Sometimes I wonder the hell managers are thinking. Did I say that out loud? Well, it’s true, and when I read survey results such as those I’m going to share with you, my wonderment moves towards serious concern. Today’s bit of business insanity is about salespeople. I love salespeople, particularly since I spent many years being one. One thing in which we prided ourselves was knowing the product. It wasn’t just knowing the ratings history (we sold TV) or the nuances of the talent and event coverage. We also knew the competitive landscape and could discuss it in detail. Most importantly, we were grilled on it by managers and went over it in sales meetings. At times there were even external sales training sessions to reinforce our listening and presentation skills and to help us better understand our individual selling styles. I still have some of those materials since that’s the sort of stuff that doesn’t get supplanted by new technology!

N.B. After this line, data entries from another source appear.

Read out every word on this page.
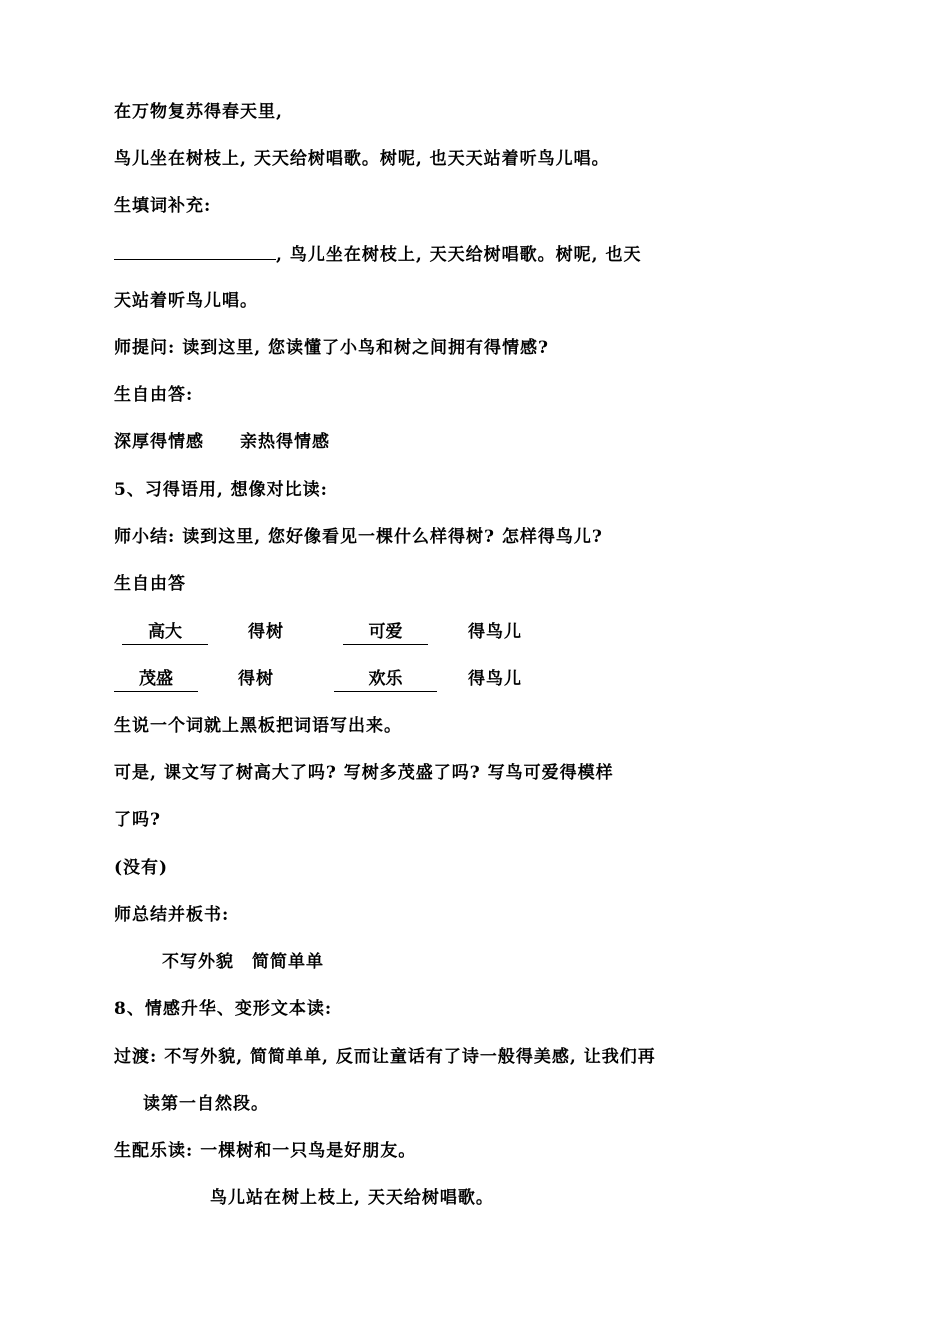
在万物复苏得春天里,
鸟儿坐在树枝上, 天天给树唱歌。树呢, 也天天站着听鸟儿唱。
生填词补充:
, 鸟儿坐在树枝上, 天天给树唱歌。树呢, 也天
天站着听鸟儿唱。
师提问: 读到这里, 您读懂了小鸟和树之间拥有得情感?
生自由答:
深厚得情感　　亲热得情感
5、习得语用, 想像对比读:
师小结: 读到这里, 您好像看见一棵什么样得树? 怎样得鸟儿?
生自由答
高大	得树	可爱	得鸟儿
茂盛	得树	欢乐	得鸟儿
生说一个词就上黑板把词语写出来。
可是, 课文写了树高大了吗? 写树多茂盛了吗? 写鸟可爱得模样
了吗?
(没有)
师总结并板书:
不写外貌　简简单单
8、情感升华、变形文本读:
过渡: 不写外貌, 简简单单, 反而让童话有了诗一般得美感, 让我们再
读第一自然段。
生配乐读: 一棵树和一只鸟是好朋友。
鸟儿站在树上枝上, 天天给树唱歌。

That’s a roundabout way of preparing you for the survey results. I’ll let the press release speak for itself:
Corporate Visions, Inc… today announced the results of a sales messaging survey that polled more than 500 business-to-business (B2B) marketers and salespeople from around the globe. The results revealed 85 percent of companies agree their sales teams’ ability to articulate value messages is one of the most critical factors in closing deals, yet only about 41 percent of companies ask their salespeople to perform stand-and-deliver or role-play practice of their messages. In fact, an alarming 34 percent of respondents indicate no one is responsible for coaching and certifying that salespeople are proficient in delivering their company’s value messages at all.
I wonder if as media is moving more towards a programmatic future, an emphasis on sales competency has gone out the window. That’s ridiculous. Maybe the nature of sales will change and what’s being sold isn’t the medium but the platform. I can’t believe, however, that the educated, informed salesperson won’t continue to have an edge over the person who stands before a potential customer just flapping their lips and saying nothing.
Can you imagine a manufacturing company where no one is responsible for product quality? Why should a third of sales organizations be permitted to shrug their shoulders about that issue and let salespeople say whatever they choose without supervision? Putting aside the potential legal risks, we only get so many chances with buyers. Superior selling organizations make sure their people understand the product, know the research (not just the talking points) and deliver it clearly every time.
Do you share my wonderment at companies that do otherwise?